Explore The Southeast
The precincts
The precincts are entered through the superbly ornate early sixteenth-century Christ Church Gate, where Burgate and St Margaret’s Street meet. This junction, the city’s medieval core, is known as the Butter Market, where religious relics were once sold to pilgrims hoping to prevent an eternity in damnation. Once through the gatehouse, you can enjoy one of the best views of the cathedral, foreshortened and crowned with soaring towers and pinnacles.
The interior
In the magnificent interior, look for the tomb of Henry IV and his wife, Joan of Navarre, and for the gilded effigy of Edward III’s son, the Black Prince, all of them in the Trinity Chapel behind the main altar.

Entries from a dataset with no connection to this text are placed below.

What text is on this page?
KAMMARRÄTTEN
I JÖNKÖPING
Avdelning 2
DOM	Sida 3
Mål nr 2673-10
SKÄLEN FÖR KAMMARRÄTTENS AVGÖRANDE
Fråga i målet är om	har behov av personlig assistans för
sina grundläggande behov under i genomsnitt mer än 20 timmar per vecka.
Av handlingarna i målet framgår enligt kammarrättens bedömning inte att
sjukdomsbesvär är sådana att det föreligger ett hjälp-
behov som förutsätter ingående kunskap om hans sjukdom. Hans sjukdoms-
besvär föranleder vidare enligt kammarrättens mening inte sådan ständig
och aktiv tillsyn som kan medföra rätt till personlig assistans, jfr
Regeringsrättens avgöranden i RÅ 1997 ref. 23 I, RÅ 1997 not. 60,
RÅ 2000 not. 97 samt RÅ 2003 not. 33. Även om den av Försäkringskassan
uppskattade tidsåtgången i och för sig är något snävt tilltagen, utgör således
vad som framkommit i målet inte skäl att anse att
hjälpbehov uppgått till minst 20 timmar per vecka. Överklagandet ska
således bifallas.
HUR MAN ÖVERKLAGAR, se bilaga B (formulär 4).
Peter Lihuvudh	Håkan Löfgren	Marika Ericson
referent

Also here, until demolished in 1538, was the shrine of Thomas à Becket; the actual spot where he died, known as “The Martyrdom”, is marked in the northwest transept by the Altar of the Sword’s Point, where a jagged sculpture of the assassins’ weapons is suspended on the wall. Steps from here descend to the low, Romanesque arches of the crypt, one of the few remaining relics of the Norman cathedral and considered the finest such structure in the country, with some amazingly well-preserved carvings on the capitals of the columns. Back upstairs, look out for the vivid medieval stained glass, notably in the Trinity Chapel, where the life and miraculous works of Thomas à Becket are depicted. Look out too for an animal-skin-clad Adam delving in the west window and Jonah and the whale in the Corona (the eastern end of the cathedral, beyond the Trinity Chapel). The thirteenth-century white marble St Augustine’s Chair, on which all archbishops of Canterbury are enthroned, is located in the choir at the top of the steps beyond the high altar.
On the cathedral’s north flank are the fan-vaulted colonnades of the Great Cloister, from where you enter the Chapter House, with its intricate web of fourteenth-century tracery supporting the roof and a wall of stained glass.